A Western With Heart and Soul


It was the fall of 1882. After killing four men in West Virginia, the mute, Cody Williams, and Tompal Banks, killer of twenty-three men by his own estimates, crossed the Ohio River into Kentucky….Tompal swore that they would not kill anyone in this land new to all three, a vow they would break before the next sunset in the town of Mercy…

Ok 280 Steps, you have my attention. It seems every book I have picked up from your company has kept me glued to the pages and has kept me thinking of the book even after the last page has been turned. But with Out of Mercy by Jonathan Ashley, you have outdone yourselves.

This book was a flat-out kick-ass, wild ride through the old west. It is a bloody, pulpy tale that had me hooked from the opening chapter. With witty dialogue, great characters that come to life, and bloody scenes, this book shows you that Jonathan Ashley has writing skills that few others can match.

When Tompal Banks, Cody Williams, and the mute roll into the town of Mercy, Kentucky, they find themselves surrounded by a slew of strange and interesting characters that have hidden agendas and secrets they would prefer stay hidden. The threesome have some merchandise that acquired after a deadly shootout and they now have to stay one step in front of the rightful owners of said merchandise.

One of the greatest strengths of this book is the wide range of characters and how well developed they each are. They each have in-depth background stories and Ashley paints them with vivid strokes of heartbreak, desires, and motivations. As the reader feels they truly know each character, their actions are understandable and help the storylines weave together and allow the story to seem multilayered.

This book started out with a blast and seemed to get better and better as the book continued. I was a little unsure if I would like the book, as I don’t read “westerns”. But I had nothing to worry about; the book was a dynamite read. I will be seeking out more books by this author and I will certainly be keeping my eye in 280 Steps in the future!

Highly Recommended.

No Tomorrow is Another Hinkson Winner


“Despite having had sex with her and covered up a murder with her, I had only the vaguest notion of who she was.” –No Tomorrow by Jake Hinkson

Every reader needs a list of authors they know will knock each book the write out of the ballpark. You know the kind of author I’m talking about; the ones that write books and stories with great plots, characters that have depth and soul, and dialogue that jumps off the page and rings true to the reader’s ear. The type of author that, no matter what genre or time period they are writing in, make you feel like you are living with the characters and they whisper their story into your ear and bring out an emotional response from you. The good news is we are living in a time where there are many such authors writing in the noir genre. The great news is one such author just published another book. That author is Jake Hinkson and his latest release is No Tomorrow published by New Pulp Press and believe me when I say it is one hell of a winner.

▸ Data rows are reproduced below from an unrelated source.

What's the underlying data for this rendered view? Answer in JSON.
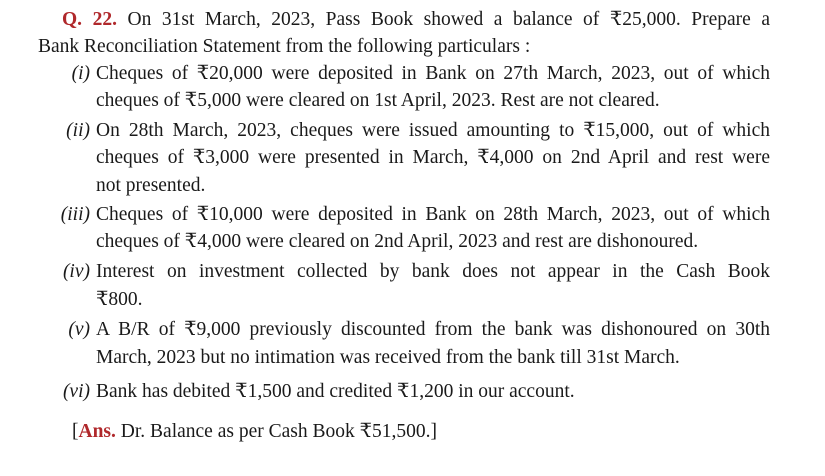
{
  "question": {
    "number": "Q. 22.",
    "line1": "On 31st March, 2023, Pass Book showed a balance of ₹25,000. Prepare a",
    "line2": "Bank Reconciliation Statement from the following particulars :"
  },
  "items": [
    {
      "label": "(i)",
      "lines": [
        "Cheques of ₹20,000 were deposited in Bank on 27th March, 2023, out of which",
        "cheques of ₹5,000 were cleared on 1st April, 2023. Rest are not cleared."
      ]
    },
    {
      "label": "(ii)",
      "lines": [
        "On 28th March, 2023, cheques were issued amounting to ₹15,000, out of which",
        "cheques of ₹3,000 were presented in March, ₹4,000 on 2nd April and rest were",
        "not presented."
      ]
    },
    {
      "label": "(iii)",
      "lines": [
        "Cheques of ₹10,000 were deposited in Bank on 28th March, 2023, out of which",
        "cheques of ₹4,000 were cleared on 2nd April, 2023 and rest are dishonoured."
      ]
    },
    {
      "label": "(iv)",
      "lines": [
        "Interest on investment collected by bank does not appear in the Cash Book",
        "₹800."
      ]
    },
    {
      "label": "(v)",
      "lines": [
        "A B/R of ₹9,000 previously discounted from the bank was dishonoured on 30th",
        "March, 2023 but no intimation was received from the bank till 31st March."
      ]
    },
    {
      "label": "(vi)",
      "lines": [
        "Bank has debited ₹1,500 and credited ₹1,200 in our account."
      ]
    }
  ],
  "answer": {
    "open": "[",
    "label": "Ans.",
    "text": " Dr. Balance as per Cash Book ₹51,500.]"
  },
  "colors": {
    "accent": "#b0282b",
    "text": "#1a1a1a"
  }
}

Hinkson has had one hell of a writing career so far. Each book he has put out has shown him to be an author who grasps the nuances of any quality book or short story; a great cast of characters whom each have depth and allow the reader to understand and connect with their motivations, a plot that moves quickly and smoothly without getting bogged down with unnecessary minutiae, and dialogue that is believable.

Hinkson continues his trend of penning great books. With this release he tackles a task that might have tripped up a less experienced and savvy author. He not only chose to write his narration through the eyes of a woman in 1947, he chose to make her a lesbian in a time where it was a taboo subject in and of itself.

Billie Dixon (yes, she is a woman with a man’s name) works for a motion picture distributor and she traverses through the Midwest looking to get their films into small town movie theaters. She’s happy to have a job and enjoys the interactions she has throughout her journeys. She eventually winds up in Stock’s Settlement and finds herself pitted against a local preacher who is hell-bent on keeping motion pictures out of the town. Billie is more than willing to attempt to change his mind, but matters become complicated when she senses an attraction between the preacher’s wife and herself.

As in any noir story, this attraction leads all parties involved into a web of lies, deceit, and murder. This book gives you the feeling that Hinkson could have dug it up out of an attic where it has been sitting for the past 50 years. I couldn’t shake the feeling that this book owed a lot to the old dime store novels that are now labeled as classics. Hinkson’s ability to create a book that is relevant to today’s noir landscape, yet hawks back to the classics is a surefire sign that he is near the top of the heap of authors publishing books today.

This book is like a stick of dynamite … the fuse it lit when you read the opening paragraph and the reader just tries to stay ahead of the impending blast. Prepare to lose sleep if you start it at night. Hinkson continues his streak of putting out ass kicking books.